First of all, you bind all the variables at the top and then you have essentially a bottom-out else case that looks like this:

NewTray = [L0,L1,L2,L3,L4,L5,L6,L7,L8,L9,L10].

Well, you never assign to NewTray in any of your other cases, so NewTray is going to be uninstantiated most of the time. That does not seem likely to be what you intend to me.

Second, your cases have this structure:

H is 1,replace(L1,T,E,N),L1 = N;

First mistake here is that H is 1; is/2 is for evaluating arithmetic expressions; there's no difference between this and H = 1, and the equivalence of L1 and N means that this whole predicate could probably be written as:

findLine([L0,L1,L2,L3,L4,L5,L6,L7,L8,L9,L10],1,T,E,_) :-
    replace(L1,T,E,L1).
findLine([L0,L1,L2,L3,L4,L5,L6,L7,L8,L9,L10],2,T,E,_) :-
    replace(L2,T,E,L2).
findLine(Line, _, _, Line).

I'm still confused by what you're trying to do, looking at that.

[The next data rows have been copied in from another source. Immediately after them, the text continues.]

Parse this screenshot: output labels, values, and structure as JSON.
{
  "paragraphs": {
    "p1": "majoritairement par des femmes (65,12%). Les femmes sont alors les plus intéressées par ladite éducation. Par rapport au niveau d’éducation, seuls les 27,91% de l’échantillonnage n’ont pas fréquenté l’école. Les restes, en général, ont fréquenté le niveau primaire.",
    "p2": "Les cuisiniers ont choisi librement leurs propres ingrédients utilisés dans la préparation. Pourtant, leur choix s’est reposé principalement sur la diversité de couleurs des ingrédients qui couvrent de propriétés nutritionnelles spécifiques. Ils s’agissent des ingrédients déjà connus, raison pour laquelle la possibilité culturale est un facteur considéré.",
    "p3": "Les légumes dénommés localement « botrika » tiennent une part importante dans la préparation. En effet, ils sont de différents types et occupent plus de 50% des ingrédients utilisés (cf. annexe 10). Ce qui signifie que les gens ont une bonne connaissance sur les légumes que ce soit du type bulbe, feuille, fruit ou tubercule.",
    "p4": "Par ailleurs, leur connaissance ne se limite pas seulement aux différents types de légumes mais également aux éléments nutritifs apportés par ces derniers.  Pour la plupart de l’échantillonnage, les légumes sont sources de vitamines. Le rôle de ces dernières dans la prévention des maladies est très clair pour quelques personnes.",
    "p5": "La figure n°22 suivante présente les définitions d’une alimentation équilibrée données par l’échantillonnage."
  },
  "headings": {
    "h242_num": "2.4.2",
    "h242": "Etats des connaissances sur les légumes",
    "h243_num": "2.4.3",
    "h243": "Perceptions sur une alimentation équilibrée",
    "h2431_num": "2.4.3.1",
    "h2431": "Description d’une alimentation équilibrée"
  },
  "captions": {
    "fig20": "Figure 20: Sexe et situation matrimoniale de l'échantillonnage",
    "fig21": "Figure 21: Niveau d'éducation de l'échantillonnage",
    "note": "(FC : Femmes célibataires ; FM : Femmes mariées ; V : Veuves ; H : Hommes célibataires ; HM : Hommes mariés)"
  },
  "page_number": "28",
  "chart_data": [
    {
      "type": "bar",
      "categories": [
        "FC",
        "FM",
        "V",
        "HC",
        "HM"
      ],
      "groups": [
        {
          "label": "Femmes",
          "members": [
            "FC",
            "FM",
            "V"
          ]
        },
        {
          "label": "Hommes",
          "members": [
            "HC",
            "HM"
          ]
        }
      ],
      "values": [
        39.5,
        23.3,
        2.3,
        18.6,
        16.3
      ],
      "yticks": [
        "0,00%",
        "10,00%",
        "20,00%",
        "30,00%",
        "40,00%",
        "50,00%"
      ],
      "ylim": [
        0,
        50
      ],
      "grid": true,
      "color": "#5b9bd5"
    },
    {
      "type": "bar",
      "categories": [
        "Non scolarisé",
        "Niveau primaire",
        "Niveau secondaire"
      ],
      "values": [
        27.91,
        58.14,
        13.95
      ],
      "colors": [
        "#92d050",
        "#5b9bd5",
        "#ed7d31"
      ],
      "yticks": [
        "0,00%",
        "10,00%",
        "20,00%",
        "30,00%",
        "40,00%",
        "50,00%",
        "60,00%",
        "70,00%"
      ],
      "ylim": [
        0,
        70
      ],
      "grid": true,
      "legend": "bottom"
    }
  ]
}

I suspect that you think L1 will have some value on the way into the relation and suddenly have a new, different value after the relation is used. That is emphatically not the case: variables in Prolog are bound exactly once; your assignment L1 = N or whatever is not going to cause L1 to "receive a new value" (because such a thing cannot happen in Prolog); instead it informs Prolog that L1 and N should be bound to the same value. What this means depends on circumstances; if they are both ground and not equal it will cause your predicate to fail, for instance, but if either of them is non-ground they will accept the value of the other.

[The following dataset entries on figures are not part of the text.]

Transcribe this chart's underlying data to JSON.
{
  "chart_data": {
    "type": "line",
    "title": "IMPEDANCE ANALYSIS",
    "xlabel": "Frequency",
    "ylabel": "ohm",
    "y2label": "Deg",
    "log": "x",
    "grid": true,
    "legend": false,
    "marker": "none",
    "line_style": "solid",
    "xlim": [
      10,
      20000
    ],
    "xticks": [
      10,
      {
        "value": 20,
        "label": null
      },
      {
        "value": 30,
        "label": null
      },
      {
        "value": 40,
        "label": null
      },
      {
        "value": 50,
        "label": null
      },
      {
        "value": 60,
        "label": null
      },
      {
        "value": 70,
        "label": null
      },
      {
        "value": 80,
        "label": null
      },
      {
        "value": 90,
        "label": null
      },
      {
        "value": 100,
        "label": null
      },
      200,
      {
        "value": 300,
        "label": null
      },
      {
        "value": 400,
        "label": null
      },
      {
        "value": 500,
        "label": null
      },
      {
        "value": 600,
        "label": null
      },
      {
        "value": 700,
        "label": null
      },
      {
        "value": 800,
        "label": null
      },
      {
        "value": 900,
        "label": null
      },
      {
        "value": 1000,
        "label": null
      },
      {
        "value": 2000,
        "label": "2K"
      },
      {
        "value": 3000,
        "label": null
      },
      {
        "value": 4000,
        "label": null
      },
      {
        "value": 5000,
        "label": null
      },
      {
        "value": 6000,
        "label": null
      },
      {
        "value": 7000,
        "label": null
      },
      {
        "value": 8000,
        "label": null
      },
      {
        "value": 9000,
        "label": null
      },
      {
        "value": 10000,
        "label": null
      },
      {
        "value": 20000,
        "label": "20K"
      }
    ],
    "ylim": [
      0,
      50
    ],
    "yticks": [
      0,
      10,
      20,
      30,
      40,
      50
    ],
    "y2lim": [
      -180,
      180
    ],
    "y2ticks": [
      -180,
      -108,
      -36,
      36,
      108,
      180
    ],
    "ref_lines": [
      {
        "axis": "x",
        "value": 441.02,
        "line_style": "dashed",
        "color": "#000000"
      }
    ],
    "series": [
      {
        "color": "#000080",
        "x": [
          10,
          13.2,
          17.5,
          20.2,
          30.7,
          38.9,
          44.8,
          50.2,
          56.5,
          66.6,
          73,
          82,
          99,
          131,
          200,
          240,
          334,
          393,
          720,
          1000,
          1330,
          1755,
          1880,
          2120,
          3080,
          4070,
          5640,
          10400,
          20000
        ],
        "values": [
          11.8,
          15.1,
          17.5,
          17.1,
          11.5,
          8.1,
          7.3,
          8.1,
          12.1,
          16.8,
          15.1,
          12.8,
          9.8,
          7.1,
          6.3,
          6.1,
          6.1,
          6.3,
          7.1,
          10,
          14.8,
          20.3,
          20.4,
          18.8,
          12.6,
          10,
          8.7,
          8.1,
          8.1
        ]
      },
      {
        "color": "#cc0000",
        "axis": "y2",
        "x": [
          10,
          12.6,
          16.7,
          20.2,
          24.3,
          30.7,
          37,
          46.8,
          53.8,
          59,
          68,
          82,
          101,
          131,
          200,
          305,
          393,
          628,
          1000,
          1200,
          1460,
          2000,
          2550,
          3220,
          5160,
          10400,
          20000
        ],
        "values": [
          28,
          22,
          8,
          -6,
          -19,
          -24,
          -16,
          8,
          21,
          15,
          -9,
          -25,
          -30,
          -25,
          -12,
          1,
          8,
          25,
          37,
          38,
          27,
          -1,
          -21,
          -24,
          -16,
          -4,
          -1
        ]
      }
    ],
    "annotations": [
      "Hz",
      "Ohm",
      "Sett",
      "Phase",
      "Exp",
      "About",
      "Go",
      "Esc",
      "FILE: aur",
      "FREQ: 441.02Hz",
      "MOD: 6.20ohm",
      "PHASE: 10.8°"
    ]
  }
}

I'm looking at what you're doing here and I can't help but think that you're essentially trying to do this:

replace([], _, _, []).
replace([H|T], 1, X, [X|T]).
replace([H|T], N, X, [H|Replaced]) :- 
  N > 1, succ(N0, N), replace(T, N0, X, Replaced).

Use it like this:

?- replace([1,2,3,4,5], 3, foo, Result).
Result = [1, 2, foo, 4, 5] 

I just can't for the life of me figure out what you're trying to do, and I don't know why you're bothering to bind all the variables in your list at once if you don't need them all at once.

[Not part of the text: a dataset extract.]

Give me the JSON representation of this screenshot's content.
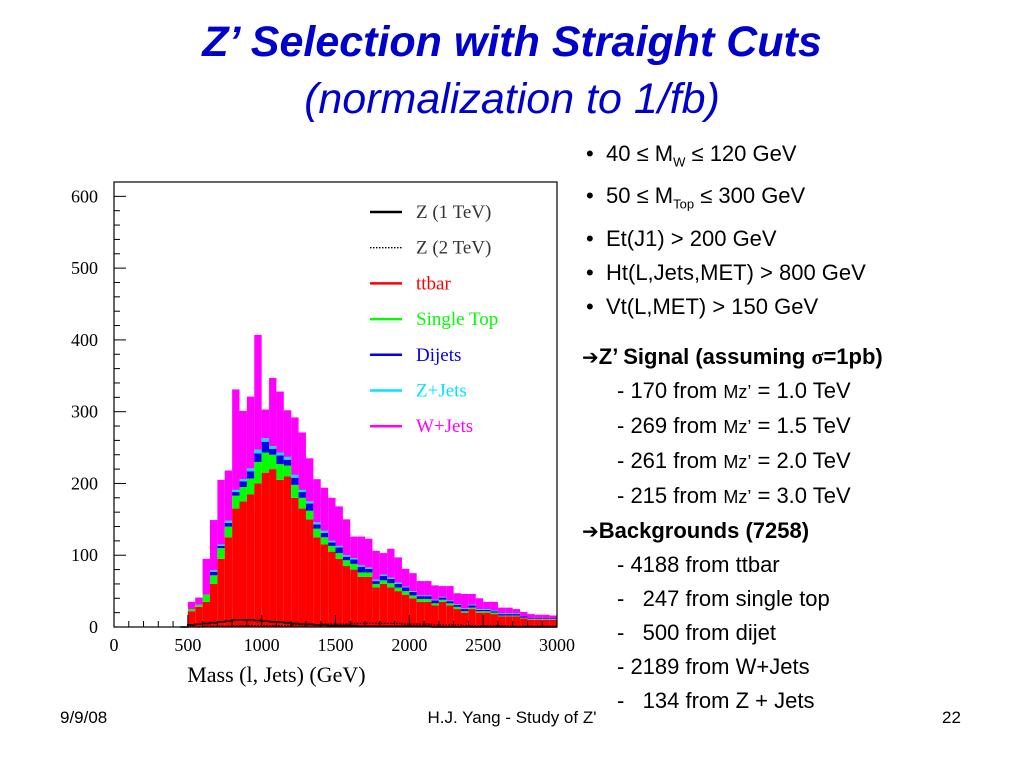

Anyway, I hope this helps! Maybe if you show us more of what you're trying to do it will be more clear how we can help.

Edit: Elaboration on = and unification

Let's mess around with = and see what happens:

?- X = 3.
X = 3.

Probably nothing surprising about this.

?- 3 = X.
X = 3.

Unification is different from assignment. As you can see, it is not directional. This line would not have worked in any other language.

?- X = [1,Y,3].
X = [1, Y, 3].

Notice that Prolog has no issues with having variables remain free.

?- X = [1,Y,3], Y = 2.
X = [1, 2, 3],
Y = 2.

Now, because Y is the same in both positions, when you bound Y to 2, the middle value in X became 2 as well. There are data structures unique to Prolog that make use of this feature (difference lists).

?- X = [1,Y,3], Q = X, Q = [1,2,3].
X = Q, Q = [1, 2, 3],
Y = 2.

Now what makes this interesting is that we did not explicitly tell Prolog that Y is 2. Prolog inferred this by unification. You can see some more examples of that here:

?- X = [H|T], H = 3, T = [4,5].
X = [3, 4, 5],
H = 3,
T = [4, 5].

So here we said, X is composed of H and T and then told it what H and T are. But Prolog's unification doesn't care much about the order you do things:

?- X = [H|T], X = [1,2,3].
X = [1, 2, 3],
H = 1,
T = [2, 3].

Unification is transitive.

So what happens when Prolog cannot unify?

?- X = [1,Y,3], Q = X, Q = [1,2,3], Y = 4.
false.

Y has to be 2 for the first step, but it has to be 4 for the last step. Once a variable is bound, there's no changing it. This is just a more complex way of saying:

?- X = 2, X = 4.
false.

Prolog does not have "assignables", just variables.